Humans are fascinated with speed – getting things done faster, microwaves, cars, productivity hacks, cheetahs, and yes, human beings getting from point A to point B on their own two feet. Indeed, the 100 meter dash at the Olympics captivates us. We actually label the winner – the world’s fastest man!
In late February of every year, the showcase of athleticism known as the NFL Combine is another event that captures our attention. And, the king of all events is the 40-yard dash. Elsewhere across America, high school and college football coaches, with their stopwatches in hand, seek speed and developing faster athletes. Walk into any coach’s office, and you will hear “What’s his 40 time?”.
The 40-yard dash has been a key measure in the NFL Combine since it started in 1985. In 1986, Bo Jackson was clocked at 4.12 seconds; however, it is not recognized as the record because it was hand-timed with a stopwatch.
Now, if you want to start a heated discussion just walk into a room of coaches and tell them that you have a “4.4 guy”. This statement alone will quickly get a response of “ya, but is it hand-timed?”. We all know the quick-thumb of the coach on that button! In a research paper published in 2015, Dr. Bryan Mann and colleagues compared hand-timed versus electronic-timed 40-yard dashes in 81 Division-1 NCAA football players. Although there was a high correlation between the two timing methods (r >0.90) the average difference was 0.22 seconds faster for hand-timed vs. electronically-timed (4.90 sec vs. 5.12 sec) proving the quick thumb theory.
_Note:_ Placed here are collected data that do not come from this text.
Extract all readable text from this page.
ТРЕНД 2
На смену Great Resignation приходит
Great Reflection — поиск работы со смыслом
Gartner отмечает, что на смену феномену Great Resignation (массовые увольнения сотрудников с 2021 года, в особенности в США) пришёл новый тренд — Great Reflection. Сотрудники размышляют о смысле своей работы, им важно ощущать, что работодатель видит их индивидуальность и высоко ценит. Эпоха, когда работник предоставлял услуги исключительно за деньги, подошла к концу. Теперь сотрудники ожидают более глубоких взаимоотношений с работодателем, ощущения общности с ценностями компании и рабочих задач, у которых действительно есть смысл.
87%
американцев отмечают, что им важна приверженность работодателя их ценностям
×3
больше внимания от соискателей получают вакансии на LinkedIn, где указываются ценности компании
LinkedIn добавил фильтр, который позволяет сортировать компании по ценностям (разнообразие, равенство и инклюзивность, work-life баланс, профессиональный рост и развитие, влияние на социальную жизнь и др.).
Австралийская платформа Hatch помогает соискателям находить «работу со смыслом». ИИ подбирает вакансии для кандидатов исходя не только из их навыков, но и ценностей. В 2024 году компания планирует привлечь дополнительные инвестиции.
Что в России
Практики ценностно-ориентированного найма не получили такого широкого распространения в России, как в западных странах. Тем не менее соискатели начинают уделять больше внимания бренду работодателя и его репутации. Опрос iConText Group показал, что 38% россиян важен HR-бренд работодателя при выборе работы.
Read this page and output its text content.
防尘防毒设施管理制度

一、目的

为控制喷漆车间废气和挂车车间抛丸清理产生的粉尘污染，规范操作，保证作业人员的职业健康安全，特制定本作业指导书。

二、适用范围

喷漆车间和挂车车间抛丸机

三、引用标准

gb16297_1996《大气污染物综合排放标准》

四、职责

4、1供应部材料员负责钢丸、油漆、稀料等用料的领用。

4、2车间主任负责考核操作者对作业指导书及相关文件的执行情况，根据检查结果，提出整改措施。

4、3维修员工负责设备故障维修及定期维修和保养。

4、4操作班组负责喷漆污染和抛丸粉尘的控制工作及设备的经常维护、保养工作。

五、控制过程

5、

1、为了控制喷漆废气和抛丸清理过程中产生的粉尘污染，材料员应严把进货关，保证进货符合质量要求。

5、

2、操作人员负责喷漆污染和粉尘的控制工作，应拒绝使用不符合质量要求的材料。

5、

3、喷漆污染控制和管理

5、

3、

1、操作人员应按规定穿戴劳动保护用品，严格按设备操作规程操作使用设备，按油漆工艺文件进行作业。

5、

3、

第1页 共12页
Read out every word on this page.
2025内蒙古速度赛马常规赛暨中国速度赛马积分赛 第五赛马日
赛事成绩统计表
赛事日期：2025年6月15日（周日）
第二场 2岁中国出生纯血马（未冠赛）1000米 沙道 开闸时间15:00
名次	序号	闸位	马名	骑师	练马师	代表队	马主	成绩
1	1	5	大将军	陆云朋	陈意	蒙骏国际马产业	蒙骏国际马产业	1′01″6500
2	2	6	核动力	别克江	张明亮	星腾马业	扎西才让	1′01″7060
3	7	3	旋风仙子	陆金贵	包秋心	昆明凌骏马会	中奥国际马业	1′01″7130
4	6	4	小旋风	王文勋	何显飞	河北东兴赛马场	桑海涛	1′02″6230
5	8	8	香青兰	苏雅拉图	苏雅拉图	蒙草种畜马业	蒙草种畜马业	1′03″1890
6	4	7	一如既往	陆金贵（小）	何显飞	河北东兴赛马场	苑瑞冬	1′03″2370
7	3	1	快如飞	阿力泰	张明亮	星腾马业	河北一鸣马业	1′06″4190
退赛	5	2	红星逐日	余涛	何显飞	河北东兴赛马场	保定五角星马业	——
However, despite all its majesty, the 40-yard dash has many critics. Many argue that football players rarely run a 40-yard dash during competition nor do they reach maximal velocity. Thus, there should be more emphasis on acceleration since this is what football players do at the start of every play. Modern-day technology and multiple timing gates now allows us to examine the acceleration phase at 10 yards and 20 yards along with the maximal velocity attained during the 40-yard dash.
Recently, Dr. Ken Clark, who studied under the tutelage of Professor Peter Weyand at the SMU Locomotor Performance Laboratory in Dallas, Texas, published a paper dissecting the NFL Combine 40-yard dash. Dr. Clark is not only a speed scientist but also sprinted on the gridiron at Swarthmore College as an All-Conference running back; thus, he has the experience and the know-how in terms of the evaluating sprinting speed.
Here are a few highlights from the paper:
- Maximum velocity was strongly correlated with 10 yard, 20 yard, and 40 yard performance.
- When the group was divided into fast and slow athletes, it was found that both fast and slow athletes accelerated in a similar pattern relative to their maximum velocity – that is the sprint profile when expressed as a % of max velocity (not absolute speed in meters per second) was nearly identical.
- The authors suggested that more maximum velocity training may be warranted for athletes preparing for the 40-yard dash or short sprints. However, they also added that “This is not to discount the importance of the start and acceleration phase, as coaches and athletes clearly must train all portions of a linear sprint.”
Another view on this topic has been provided by Cameron Josse in the Simplifaster article ‘The Truth About Athlete Speed in the NFL’. Not only does the author critique the 40-yard dash but also provides additional insight into some of the methodology used by Dr. Clark in the above mentioned research paper. Josse also proposes the use of a Flying 10-yard sprint as a better test, and finally discusses developing technique and training to increase acceleration and max velocity including some target speed goals for high school football players.